Jacobs, who had been one of Cuomo’s closest allies, also made it clear that the findings by the James’ office clearly showed evidence of sexual harassment and a toxic work environment and that he believed all of the women’s allegations against Cuomo.
State Senate Majority Leader Andrea Stewart-Cousins said Cuomo’s resignation was a somber time in New York’s history but reflected the importance of accountability in government moving forward.
“Working with Governor Kathy Hochul, the first woman Governor of New York State, we will continue to address the COVID-19 pandemic, rebuild our economy and face our challenges standing together,” she said in a statement. “Governor Hochul is a dedicated leader, and united, we will get the people’s work done.”
New York’s Republican chairman, Nick Langworthy, criticized Cuomo’s recent work throughout the coronavirus pandemic and said it is important that the impeachment process continues so he may never run for office again.
“Whether it was his numerous pay-to-play and corruption scandals, his deadly nursing home coverup or his $5 million book deal, the New York Republican Party has traveled across the state to expose the real Andrew Cuomo, even when it was a lonely solo mission.” Langworthy said. “We will not rest until the entire stench of the Cuomo Administration is wiped clean from state government and we usher in a new era of integrity and common sense under a Republican governor in 2022.”

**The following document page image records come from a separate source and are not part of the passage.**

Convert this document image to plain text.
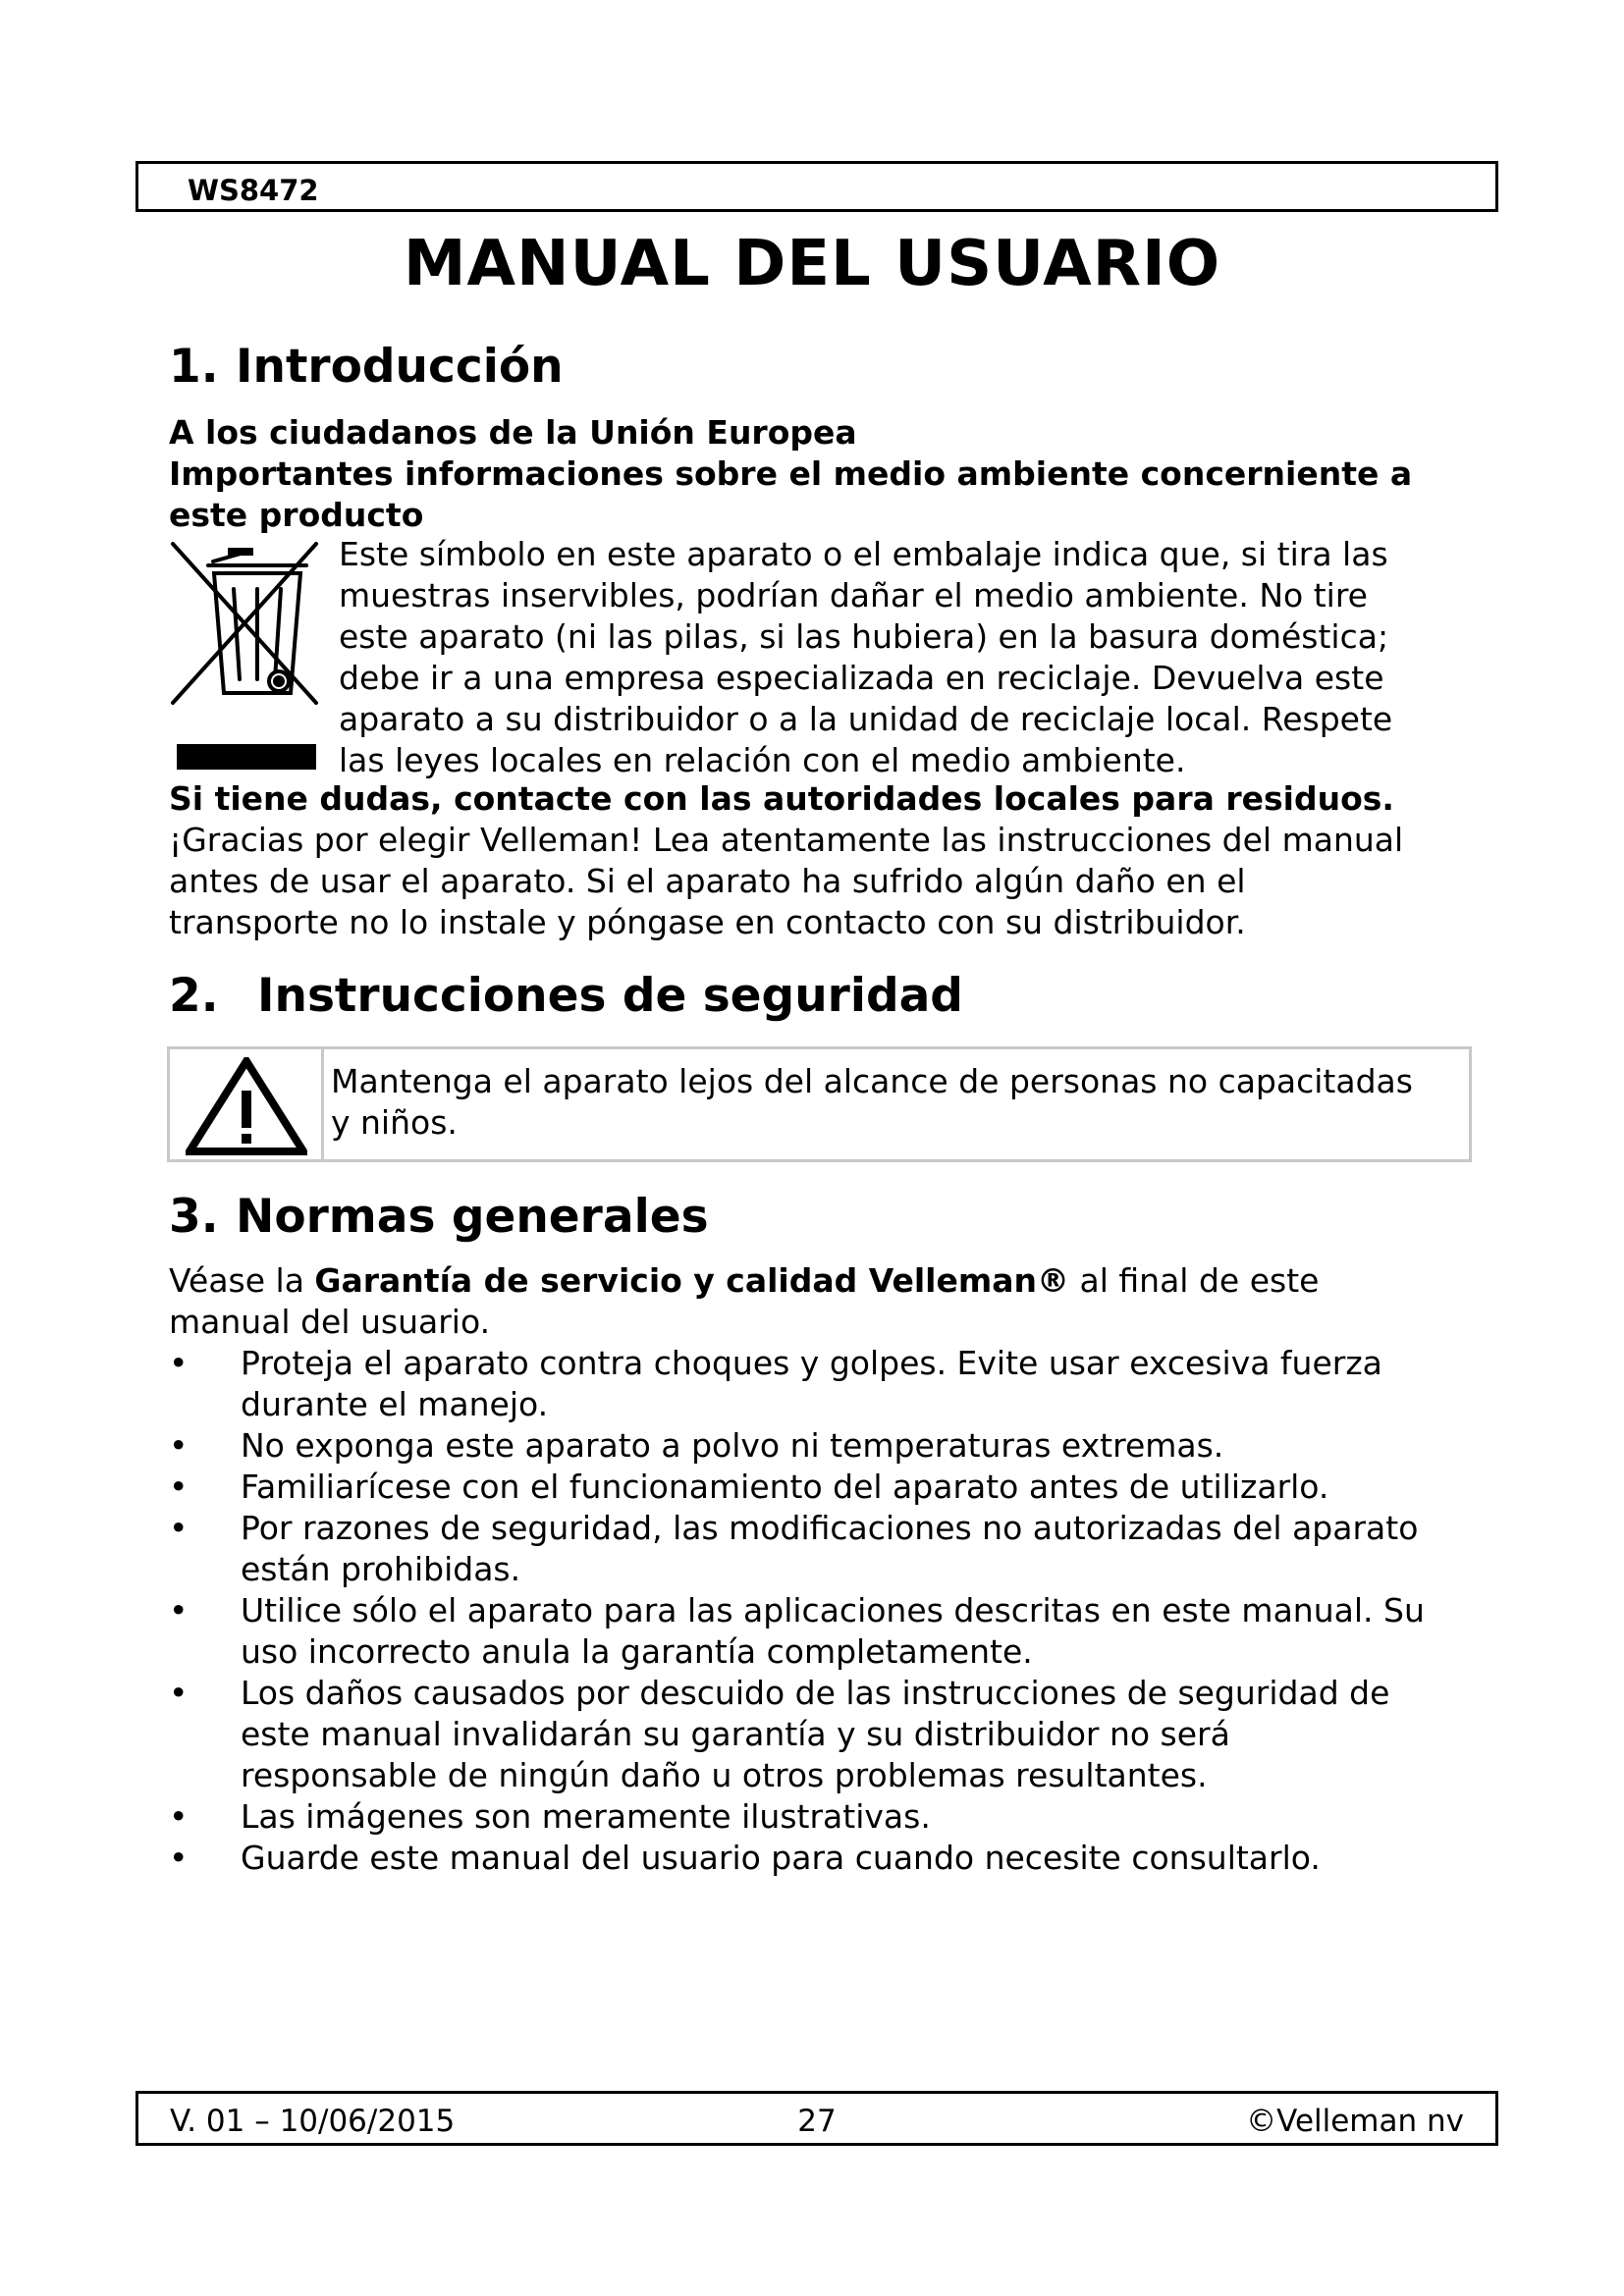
WS8472
MANUAL DEL USUARIO
1. Introducción
A los ciudadanos de la Unión Europea
Importantes informaciones sobre el medio ambiente concerniente a
este producto
Este símbolo en este aparato o el embalaje indica que, si tira las
muestras inservibles, podrían dañar el medio ambiente. No tire
este aparato (ni las pilas, si las hubiera) en la basura doméstica;
debe ir a una empresa especializada en reciclaje. Devuelva este
aparato a su distribuidor o a la unidad de reciclaje local. Respete
las leyes locales en relación con el medio ambiente.
Si tiene dudas, contacte con las autoridades locales para residuos.
¡Gracias por elegir Velleman! Lea atentamente las instrucciones del manual
antes de usar el aparato. Si el aparato ha sufrido algún daño en el
transporte no lo instale y póngase en contacto con su distribuidor.
2. Instrucciones de seguridad
Mantenga el aparato lejos del alcance de personas no capacitadas
y niños.
3. Normas generales
Véase la Garantía de servicio y calidad Velleman® al final de este
manual del usuario.
• Proteja el aparato contra choques y golpes. Evite usar excesiva fuerza
durante el manejo.
• No exponga este aparato a polvo ni temperaturas extremas.
• Familiarícese con el funcionamiento del aparato antes de utilizarlo.
• Por razones de seguridad, las modificaciones no autorizadas del aparato
están prohibidas.
• Utilice sólo el aparato para las aplicaciones descritas en este manual. Su
uso incorrecto anula la garantía completamente.
• Los daños causados por descuido de las instrucciones de seguridad de
este manual invalidarán su garantía y su distribuidor no será
responsable de ningún daño u otros problemas resultantes.
• Las imágenes son meramente ilustrativas.
• Guarde este manual del usuario para cuando necesite consultarlo.
V. 01 – 10/06/2015	27	©Velleman nv
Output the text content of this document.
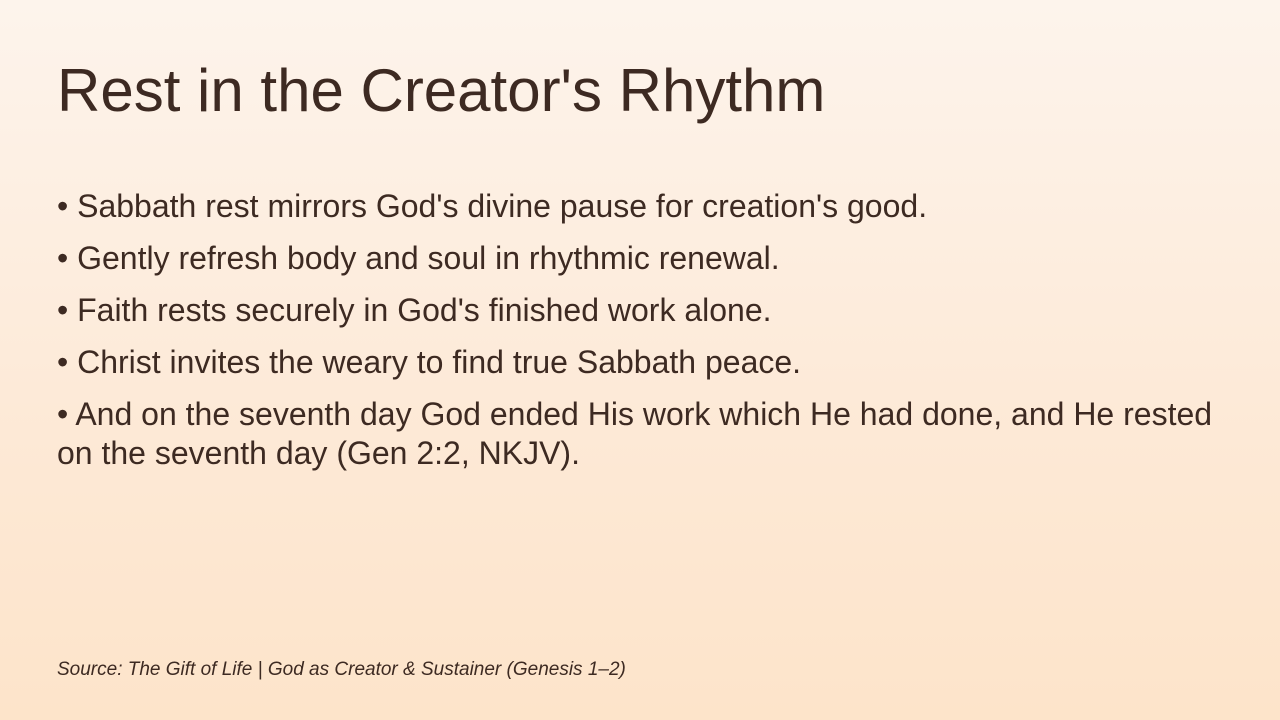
Rest in the Creator's Rhythm
• Sabbath rest mirrors God's divine pause for creation's good.
• Gently refresh body and soul in rhythmic renewal.
• Faith rests securely in God's finished work alone.
• Christ invites the weary to find true Sabbath peace.
• And on the seventh day God ended His work which He had done, and He rested on the seventh day (Gen 2:2, NKJV).

Source: The Gift of Life | God as Creator & Sustainer (Genesis 1–2)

U.S. Rep. Tom Suozzi (D-Glen Cove) touted Cuomo’s work in a statement, saying he hopes his successor is able to follow in the footsteps of the accomplishments he achieved in office.
“The Governor has done the right thing by resigning,” Suozzi said. “There is no doubt that Andrew Cuomo has accomplished much for our state, from the property tax cap, to rebuilding our infrastructure, to instituting a $15 min wage and battling COVID. It is imperative that our next governor continue the positive achievements of the Cuomo administration and help once again make New York the Empire State.”
U.S. Rep. Kathleen Rice (D-Garden City) said the successive administration has to focus on keeping the coronavirus at bay, revitalizing the economy and ensuring schools are safe to attend for everyone involved.
“[The new administration] must restore faith in New York state government by creating a culture where women are respected and every public servant is treated with the dignity they deserve,” Rice said.
Officials throughout Nassau County also said in statements that Cuomo’s resignation was the right course of action to focus on bipartisan work throughout the state.
“Governor Cuomo’s decision to resign will help New York State refocus on the business of the people,” Nassau County Executive Laura Curran, a Democrat seeking re-election this year, said. “I look forward to working with Kathy Hochul as the next Governor to move Nassau County forward.”
“New York needs strong leadership in Government to ensure that we overcome those challenges, and build back better and stronger than ever,” state Sen. Anna Kaplan (D-North Hills) said. “I believe that our Lieutenant Governor Kathy Hochul is immensely qualified to step into that role on day one and lead New York to brighter days.”
“While Andrew Cuomo’s resignation does not absolve him in any of his ongoing criminal investigations, it does allow our government to move forward,” Assemblyman Ed Ra (R-Franklin Square) said. “Republicans and Democrats need to work together to ensure this is a new era of bipartisanship, reform and progress that New Yorkers can be proud of. I’m sending my best wishes to Kathy Hochul today.”